Partly out of frustration with introspectionism, psychologists during the first half of the 20th century tended to ignore consciousness entirely and instead study only “objective behaviour” (see below Radical behaviourism). In the last decades of the century, psychologists began to turn their attention once again to consciousness and introspection, but their methods differed radically from those of early introspectionists, in ways that can be understood against the background of other issues.
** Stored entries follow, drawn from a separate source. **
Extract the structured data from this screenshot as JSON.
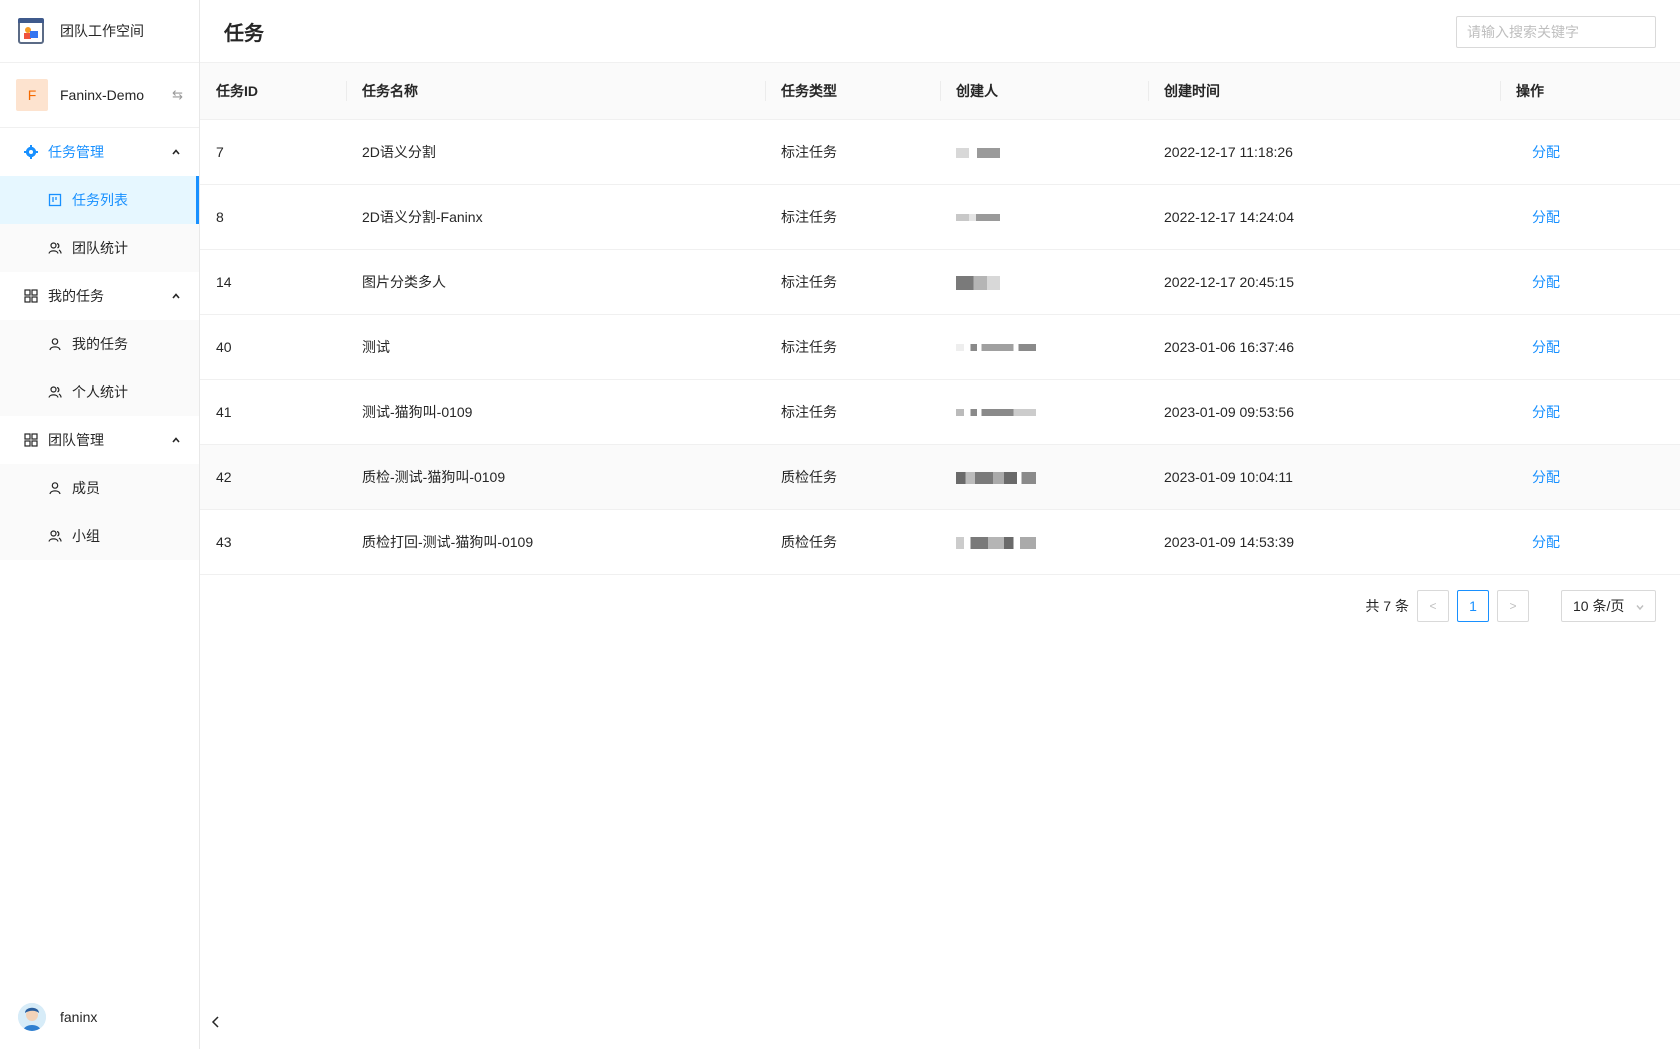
{
  "brand": {
    "title": "团队工作空间"
  },
  "team": {
    "avatar_letter": "F",
    "name": "Faninx-Demo",
    "switch_glyph": "⇆"
  },
  "menu": {
    "task_mgmt": {
      "label": "任务管理",
      "items": [
        {
          "label": "任务列表"
        },
        {
          "label": "团队统计"
        }
      ]
    },
    "my_tasks": {
      "label": "我的任务",
      "items": [
        {
          "label": "我的任务"
        },
        {
          "label": "个人统计"
        }
      ]
    },
    "team_mgmt": {
      "label": "团队管理",
      "items": [
        {
          "label": "成员"
        },
        {
          "label": "小组"
        }
      ]
    }
  },
  "user": {
    "name": "faninx"
  },
  "header": {
    "title": "任务",
    "search_placeholder": "请输入搜索关键字"
  },
  "table": {
    "columns": [
      "任务ID",
      "任务名称",
      "任务类型",
      "创建人",
      "创建时间",
      "操作"
    ],
    "rows": [
      {
        "id": "7",
        "name": "2D语义分割",
        "type": "标注任务",
        "time": "2022-12-17 11:18:26",
        "action": "分配"
      },
      {
        "id": "8",
        "name": "2D语义分割-Faninx",
        "type": "标注任务",
        "time": "2022-12-17 14:24:04",
        "action": "分配"
      },
      {
        "id": "14",
        "name": "图片分类多人",
        "type": "标注任务",
        "time": "2022-12-17 20:45:15",
        "action": "分配"
      },
      {
        "id": "40",
        "name": "测试",
        "type": "标注任务",
        "time": "2023-01-06 16:37:46",
        "action": "分配"
      },
      {
        "id": "41",
        "name": "测试-猫狗叫-0109",
        "type": "标注任务",
        "time": "2023-01-09 09:53:56",
        "action": "分配"
      },
      {
        "id": "42",
        "name": "质检-测试-猫狗叫-0109",
        "type": "质检任务",
        "time": "2023-01-09 10:04:11",
        "action": "分配"
      },
      {
        "id": "43",
        "name": "质检打回-测试-猫狗叫-0109",
        "type": "质检任务",
        "time": "2023-01-09 14:53:39",
        "action": "分配"
      }
    ]
  },
  "pagination": {
    "total_text": "共 7 条",
    "prev": "<",
    "current": "1",
    "next": ">",
    "page_size": "10 条/页"
  },
  "colors": {
    "accent": "#1890ff",
    "team_avatar_bg": "#fde3cf",
    "team_avatar_fg": "#f56a00"
  }
}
One might wonder what makes an unconscious mental process “mental” at all. If a person does not have immediate knowledge of it, why is it not merely part of the purely physical machinery of the brain? Why bring in mentality at all? Accessibility to consciousness, however, is not the only criterion for determining whether a given state or process is mental. One alternative criterion is that mental states and processes enter into the rationality of the systems of which they are a part. Rationality
There are standardly thought to be four sorts of rationality, each presenting different theoretical problems. Deductive, inductive, and abductive reason have to do with increasing the likelihood of truth, and practical reason has to do with trying to base one’s actions (or “practice”) in part on truth and in part upon what one wants or values. Deduction
Deduction is the sort of rationality that is the central concern of traditional logic. It involves deductively valid arguments, or arguments in which, if the premises are true, then the conclusion must also be true. In a deductively valid argument, it is impossible for the premises to be true and the conclusion false. Some standard examples are:
(1) All human beings are mortal; all women are human beings; therefore, all women are mortal.
(2) Some angels are archangels; all archangels are divine; therefore, some angels are divine.
These simple arguments (deductive arguments can be infinitely more complex) illustrate two important features of deductive reasoning: it need not be about real things, and it can be applied to any subject matter whatsoever—i.e., it is universal.